At his table in the community centre, Piotr fixed Victoria’s smartphone, pausing only to respond to other queries from other people at the repair cafe. Piotr soon had two other smartphones to fix, but he didn’t think either would take long. As he finished replacing the screen on her phone, Piotr’s thoughts returned to Victoria. He liked her. Did she like him? He hoped so.

Victoria wondered if Piotr was on social media. He hadn’t mentioned that he was, but she didn’t think that was unusual. He was being professional, she decided. It wasn’t like she could check him out anyway – neither of her old devices could connect to the internet. She considered phoning Mia and getting her to look him up, but decided against the idea. People must’ve managed before social media, she reasoned. She was going to be old school this time.

Piotr switched Victoria’s phone back on and was pleased to see its new screen light up. The lock screen had a photo of Victoria with some other young people, her friends, Piotr presumed. He checked that the brightness could be dimmed, and that the auto-brightness feature worked too. Other than the torch, which also worked, there was nothing else Piotr could check without Victoria’s passcode. He had to call her to finish the job. Piotr checked the time. It was nearly one o’clock anyway. He felt a little nervous, but decided that was silly.

Victoria was in the library when the old phone rang.
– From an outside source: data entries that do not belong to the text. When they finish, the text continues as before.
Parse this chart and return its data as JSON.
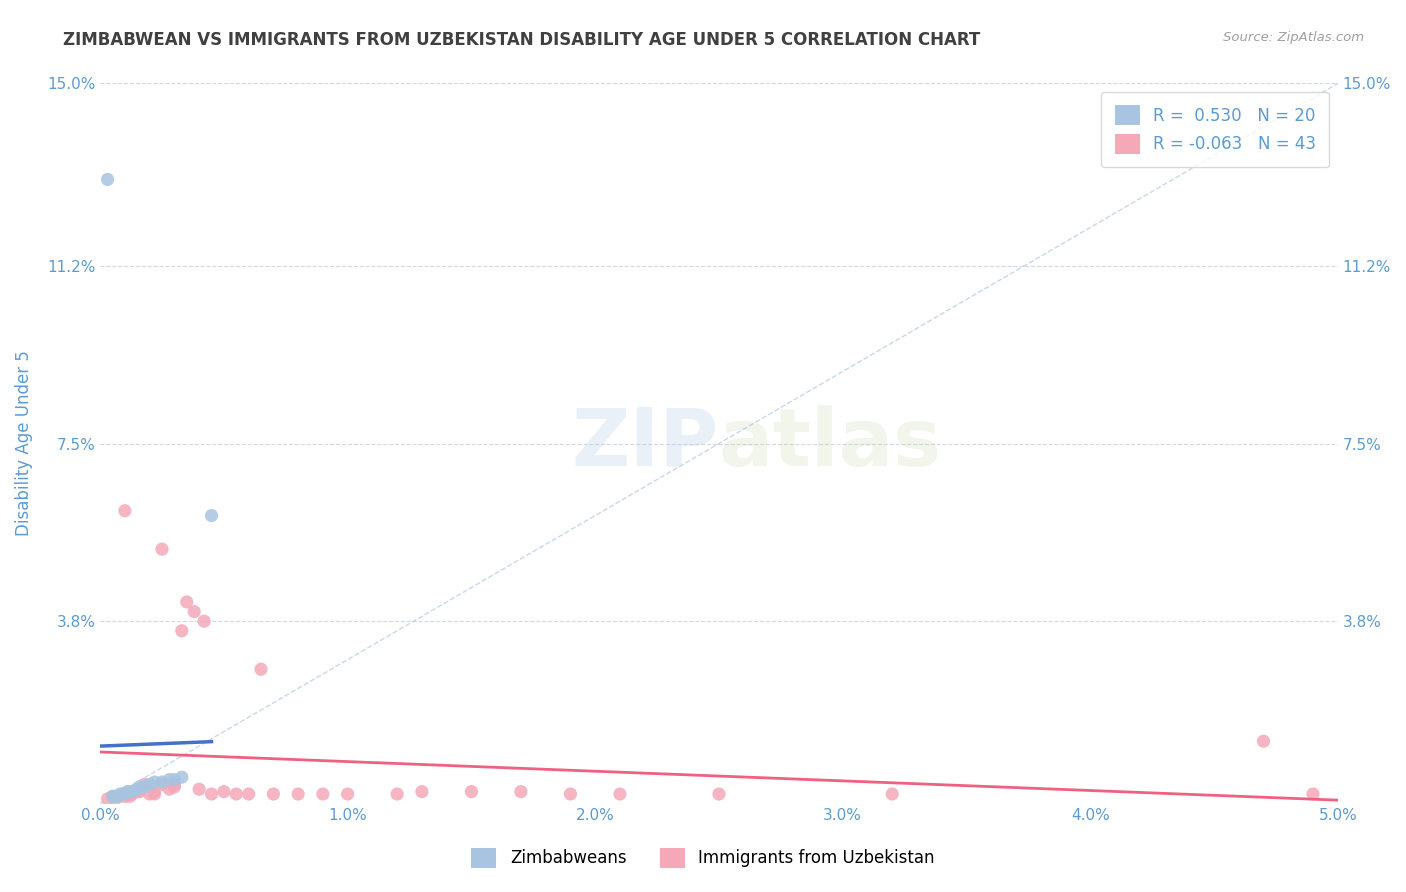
{
  "title": "ZIMBABWEAN VS IMMIGRANTS FROM UZBEKISTAN DISABILITY AGE UNDER 5 CORRELATION CHART",
  "source": "Source: ZipAtlas.com",
  "ylabel": "Disability Age Under 5",
  "legend_labels": [
    "Zimbabweans",
    "Immigrants from Uzbekistan"
  ],
  "r_zimbabwean": 0.53,
  "n_zimbabwean": 20,
  "r_uzbekistan": -0.063,
  "n_uzbekistan": 43,
  "xlim": [
    0.0,
    0.05
  ],
  "ylim": [
    0.0,
    0.15
  ],
  "yticks": [
    0.0,
    0.038,
    0.075,
    0.112,
    0.15
  ],
  "ytick_labels": [
    "",
    "3.8%",
    "7.5%",
    "11.2%",
    "15.0%"
  ],
  "xticks": [
    0.0,
    0.01,
    0.02,
    0.03,
    0.04,
    0.05
  ],
  "xtick_labels": [
    "0.0%",
    "1.0%",
    "2.0%",
    "3.0%",
    "4.0%",
    "5.0%"
  ],
  "color_zimbabwean": "#a8c4e0",
  "color_uzbekistan": "#f4a8b8",
  "line_color_zimbabwean": "#4472c4",
  "line_color_uzbekistan": "#f06080",
  "scatter_zimbabwean_x": [
    0.0005,
    0.0008,
    0.001,
    0.0012,
    0.0013,
    0.0015,
    0.0016,
    0.0018,
    0.002,
    0.0022,
    0.0025,
    0.0028,
    0.003,
    0.0033,
    0.0003,
    0.0045,
    0.0006,
    0.0007,
    0.0009,
    0.0011
  ],
  "scatter_zimbabwean_y": [
    0.0015,
    0.002,
    0.002,
    0.0025,
    0.0025,
    0.003,
    0.0035,
    0.0035,
    0.004,
    0.0045,
    0.0045,
    0.005,
    0.005,
    0.0055,
    0.13,
    0.06,
    0.0015,
    0.0015,
    0.002,
    0.0025
  ],
  "scatter_uzbekistan_x": [
    0.0003,
    0.0005,
    0.0006,
    0.0008,
    0.001,
    0.001,
    0.0012,
    0.0013,
    0.0015,
    0.0016,
    0.0018,
    0.002,
    0.0022,
    0.0022,
    0.0025,
    0.0025,
    0.0028,
    0.003,
    0.003,
    0.0033,
    0.0035,
    0.0038,
    0.004,
    0.0042,
    0.0045,
    0.005,
    0.0055,
    0.006,
    0.0065,
    0.007,
    0.008,
    0.009,
    0.01,
    0.012,
    0.013,
    0.015,
    0.017,
    0.019,
    0.021,
    0.025,
    0.032,
    0.047,
    0.049
  ],
  "scatter_uzbekistan_y": [
    0.001,
    0.0015,
    0.001,
    0.0015,
    0.0015,
    0.061,
    0.0015,
    0.002,
    0.0025,
    0.0025,
    0.004,
    0.002,
    0.002,
    0.0025,
    0.053,
    0.004,
    0.003,
    0.0035,
    0.004,
    0.036,
    0.042,
    0.04,
    0.003,
    0.038,
    0.002,
    0.0025,
    0.002,
    0.002,
    0.028,
    0.002,
    0.002,
    0.002,
    0.002,
    0.002,
    0.0025,
    0.0025,
    0.0025,
    0.002,
    0.002,
    0.002,
    0.002,
    0.013,
    0.002
  ],
  "watermark_zip": "ZIP",
  "watermark_atlas": "atlas",
  "grid_color": "#d0d8e8",
  "title_color": "#404040",
  "axis_label_color": "#5b9bd5",
  "tick_label_color": "#5b9bd5"
}
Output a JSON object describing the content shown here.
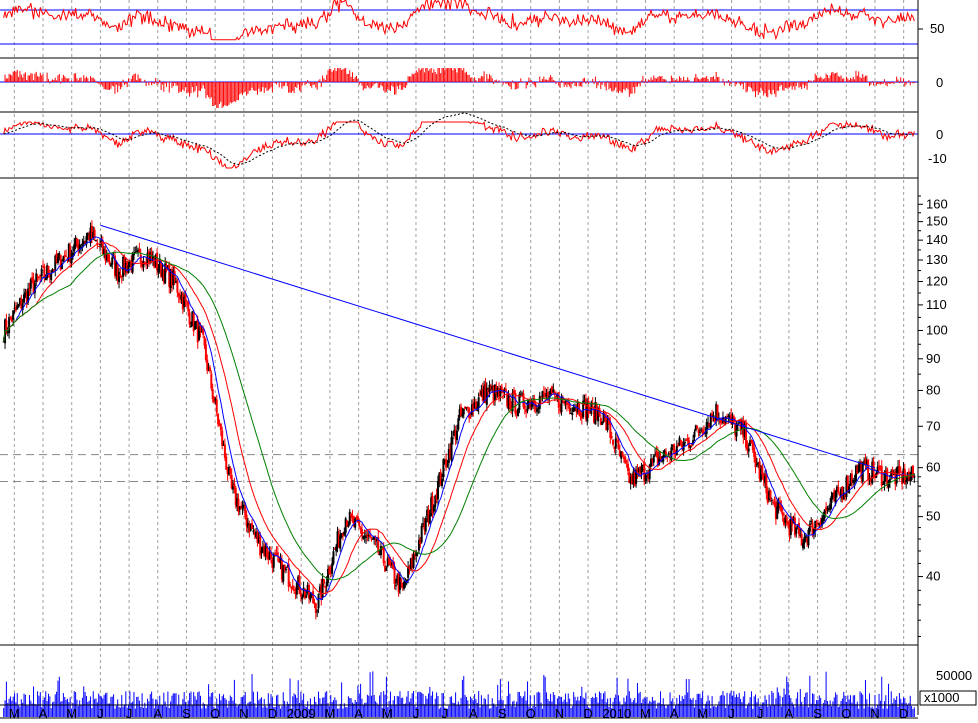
{
  "chart_data": {
    "type": "candlestick",
    "title": "",
    "price_scale": "log",
    "price_ticks": [
      40,
      50,
      60,
      70,
      80,
      90,
      100,
      110,
      120,
      130,
      140,
      150,
      160
    ],
    "price_range": [
      31,
      170
    ],
    "reference_levels": [
      63,
      57
    ],
    "months": [
      "M",
      "A",
      "M",
      "J",
      "J",
      "A",
      "S",
      "O",
      "N",
      "D",
      "2009",
      "M",
      "A",
      "M",
      "J",
      "J",
      "A",
      "S",
      "O",
      "N",
      "D",
      "2010",
      "M",
      "A",
      "M",
      "J",
      "J",
      "A",
      "S",
      "O",
      "N",
      "D"
    ],
    "closes": [
      100,
      118,
      130,
      143,
      125,
      133,
      120,
      95,
      55,
      45,
      40,
      36,
      50,
      45,
      38,
      52,
      72,
      80,
      76,
      78,
      76,
      73,
      57,
      62,
      66,
      74,
      68,
      52,
      46,
      52,
      60,
      58
    ],
    "trendline": {
      "from": {
        "month": "J",
        "value": 148
      },
      "to": {
        "month": "N",
        "value": 60
      }
    },
    "moving_averages": [
      {
        "color": "#0000ff",
        "period": "short"
      },
      {
        "color": "#ff0000",
        "period": "medium"
      },
      {
        "color": "#008000",
        "period": "long"
      }
    ],
    "panels": [
      {
        "name": "oscillator_1",
        "ticks": [
          50
        ],
        "color": "#ff0000"
      },
      {
        "name": "oscillator_2",
        "ticks": [
          0
        ],
        "color": "#ff0000",
        "style": "histogram"
      },
      {
        "name": "oscillator_3",
        "ticks": [
          0,
          -10
        ],
        "color": "#ff0000"
      },
      {
        "name": "volume",
        "ticks": [
          50000
        ],
        "unit": "x1000",
        "color": "#0000ff"
      }
    ]
  },
  "colors": {
    "up": "#000000",
    "down": "#ff0000",
    "grid": "#a0a0a0",
    "trend": "#0000ff"
  }
}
Loudly. Parents and librarians started giving her disapproving looks whilst she rummaged in her bag for the phone, so when she answered it, she was a bit flustered. Seeing that it was Piotr calling didn’t help.
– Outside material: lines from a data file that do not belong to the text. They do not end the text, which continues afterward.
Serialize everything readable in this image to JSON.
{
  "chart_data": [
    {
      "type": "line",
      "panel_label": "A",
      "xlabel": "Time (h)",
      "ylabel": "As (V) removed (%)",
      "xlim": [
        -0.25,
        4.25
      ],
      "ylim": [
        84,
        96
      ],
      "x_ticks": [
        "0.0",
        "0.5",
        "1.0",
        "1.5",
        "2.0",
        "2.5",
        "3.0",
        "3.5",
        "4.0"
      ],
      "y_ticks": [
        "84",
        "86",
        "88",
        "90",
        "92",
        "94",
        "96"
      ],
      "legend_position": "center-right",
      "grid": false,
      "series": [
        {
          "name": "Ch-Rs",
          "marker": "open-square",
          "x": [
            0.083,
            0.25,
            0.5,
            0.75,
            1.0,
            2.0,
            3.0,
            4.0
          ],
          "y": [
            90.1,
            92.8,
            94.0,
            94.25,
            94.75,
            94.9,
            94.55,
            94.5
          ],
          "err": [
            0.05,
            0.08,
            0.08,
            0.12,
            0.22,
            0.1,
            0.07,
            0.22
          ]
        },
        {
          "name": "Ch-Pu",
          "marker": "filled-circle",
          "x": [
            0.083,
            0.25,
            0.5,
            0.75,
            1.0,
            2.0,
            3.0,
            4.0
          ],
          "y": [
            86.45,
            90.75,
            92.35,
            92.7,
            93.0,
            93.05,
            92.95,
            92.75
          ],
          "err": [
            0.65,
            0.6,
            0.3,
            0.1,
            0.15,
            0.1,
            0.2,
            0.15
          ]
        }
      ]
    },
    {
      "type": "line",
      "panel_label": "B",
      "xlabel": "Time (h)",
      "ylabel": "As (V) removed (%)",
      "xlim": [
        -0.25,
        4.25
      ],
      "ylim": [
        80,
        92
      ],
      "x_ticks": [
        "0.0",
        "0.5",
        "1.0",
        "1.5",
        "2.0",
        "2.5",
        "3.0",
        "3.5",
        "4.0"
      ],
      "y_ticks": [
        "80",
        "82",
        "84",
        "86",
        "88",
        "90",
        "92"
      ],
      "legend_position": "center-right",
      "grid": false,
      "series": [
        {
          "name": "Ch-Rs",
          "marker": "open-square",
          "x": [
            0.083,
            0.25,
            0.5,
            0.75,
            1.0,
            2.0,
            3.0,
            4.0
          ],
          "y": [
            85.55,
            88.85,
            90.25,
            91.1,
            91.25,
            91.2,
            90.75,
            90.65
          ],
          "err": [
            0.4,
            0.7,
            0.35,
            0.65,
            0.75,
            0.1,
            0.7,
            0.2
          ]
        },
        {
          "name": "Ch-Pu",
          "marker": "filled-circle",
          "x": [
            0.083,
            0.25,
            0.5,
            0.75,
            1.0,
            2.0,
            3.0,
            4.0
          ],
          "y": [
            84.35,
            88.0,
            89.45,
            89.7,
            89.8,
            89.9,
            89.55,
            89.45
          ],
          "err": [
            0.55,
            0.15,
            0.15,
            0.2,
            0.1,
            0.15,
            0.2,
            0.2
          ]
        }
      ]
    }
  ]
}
‘Hi, Piotr!’ she said, a little more excitedly than she had planned to.

‘Can you come back? I’ve fixed the screen but can’t check the rest of it without your passcode.’
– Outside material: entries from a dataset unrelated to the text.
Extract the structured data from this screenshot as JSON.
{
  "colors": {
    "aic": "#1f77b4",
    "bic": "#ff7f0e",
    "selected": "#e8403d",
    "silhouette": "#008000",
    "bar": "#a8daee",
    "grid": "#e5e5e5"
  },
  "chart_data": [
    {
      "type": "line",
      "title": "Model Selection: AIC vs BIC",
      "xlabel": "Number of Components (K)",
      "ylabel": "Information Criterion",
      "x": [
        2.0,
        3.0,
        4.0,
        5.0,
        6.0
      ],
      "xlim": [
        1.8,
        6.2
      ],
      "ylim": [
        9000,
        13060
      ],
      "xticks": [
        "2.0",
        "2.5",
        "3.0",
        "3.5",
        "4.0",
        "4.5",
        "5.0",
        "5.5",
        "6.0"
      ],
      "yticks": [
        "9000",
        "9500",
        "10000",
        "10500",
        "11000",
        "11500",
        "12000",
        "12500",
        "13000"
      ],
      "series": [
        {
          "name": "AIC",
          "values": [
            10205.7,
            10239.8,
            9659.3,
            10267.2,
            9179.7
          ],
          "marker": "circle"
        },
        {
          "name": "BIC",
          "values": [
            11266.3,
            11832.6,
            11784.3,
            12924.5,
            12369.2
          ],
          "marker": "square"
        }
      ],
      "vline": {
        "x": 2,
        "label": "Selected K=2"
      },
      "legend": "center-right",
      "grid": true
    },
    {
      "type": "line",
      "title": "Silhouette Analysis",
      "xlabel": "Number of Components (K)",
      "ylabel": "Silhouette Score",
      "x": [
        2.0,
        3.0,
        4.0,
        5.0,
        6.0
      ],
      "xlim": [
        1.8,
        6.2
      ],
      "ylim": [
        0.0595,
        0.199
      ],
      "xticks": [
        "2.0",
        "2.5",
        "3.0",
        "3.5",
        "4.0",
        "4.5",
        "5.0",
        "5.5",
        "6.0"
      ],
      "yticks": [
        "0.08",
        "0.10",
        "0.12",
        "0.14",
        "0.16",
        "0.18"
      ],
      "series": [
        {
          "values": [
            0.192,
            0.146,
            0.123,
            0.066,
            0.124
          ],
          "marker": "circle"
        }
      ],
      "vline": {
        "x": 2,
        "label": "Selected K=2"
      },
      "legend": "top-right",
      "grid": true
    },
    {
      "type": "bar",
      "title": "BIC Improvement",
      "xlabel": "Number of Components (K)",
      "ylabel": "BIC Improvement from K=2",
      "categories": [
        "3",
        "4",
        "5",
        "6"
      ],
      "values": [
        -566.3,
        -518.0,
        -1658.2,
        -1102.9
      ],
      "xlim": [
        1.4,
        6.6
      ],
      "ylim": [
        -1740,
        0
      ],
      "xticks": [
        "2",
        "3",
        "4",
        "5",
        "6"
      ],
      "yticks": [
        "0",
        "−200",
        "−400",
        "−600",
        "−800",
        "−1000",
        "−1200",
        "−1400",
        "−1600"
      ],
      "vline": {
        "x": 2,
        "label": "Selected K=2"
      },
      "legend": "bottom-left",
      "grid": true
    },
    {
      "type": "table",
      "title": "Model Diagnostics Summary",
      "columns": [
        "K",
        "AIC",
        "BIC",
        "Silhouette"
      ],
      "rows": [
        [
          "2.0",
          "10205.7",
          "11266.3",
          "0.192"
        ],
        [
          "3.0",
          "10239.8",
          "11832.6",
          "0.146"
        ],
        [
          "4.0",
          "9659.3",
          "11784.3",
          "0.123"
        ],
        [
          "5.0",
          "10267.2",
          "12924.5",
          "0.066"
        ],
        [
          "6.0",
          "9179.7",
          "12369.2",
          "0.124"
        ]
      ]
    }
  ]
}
‘Sure, five minutes,’ she replied.

Piotr, having returned the other two smartphones he’d fixed to their grateful owners, cleared his table. Most of the other repairers had already packed up, some congregating around the tea and coffee table, chatting. Piotr waved to his dad, who waved back, despite still tinkering with a hairdryer.

Victoria bounded back into the community centre, and was a little taken aback at how empty it was, compared to how busy it had been in the morning. She was surprised to be offered an empty chair next to Piotr. He smiled, said hello and passed her her smartphone.

‘Hi,’ she smiled back, unlocking her phone. ‘Good job on the screen.’

‘Thanks,’ replied Piotr. ‘If you could just use it as you normally would for a bit, hopefully there’s no screen flicker or dead pixels or whatever.’

‘Oh, okay, cool,’ said Victoria, but she couldn’t resist asking, ‘Are you on social media?’

‘Um, not like a lot,’ Piotr began, ‘mostly just for like friends and memes, y’know?’

‘Yeah, cool. I’m the same really. Have you seen this one?’ Victoria pulled up a GIF based on a sitcom she was a fan of, showing it to Piotr with a mix of nerves and anticipation.

Piotr involuntarily let out a little squeaky laugh at the GIF, which he was embarrassed about, but it made Victoria smile. Sensing what he hoped was a moment, he explained to Victoria that he’d been sent a link, a video of the stars of the sitcom on a chat show. He leant his phone against his tool case so they could both watch it.

Having finished with the hairdryer, Piotr’s dad smiled when he looked over again at his son. He was laughing out loud with a girl, watching something on his phone. He decided to give them a few minutes before interrupting them.

Inspiration: My piece was inspired by the idea that Portsmouth in 2030 probably wouldn’t be radically different, that people would still meet up and fall in love, but we might have a handle on ending the climate crisis by then.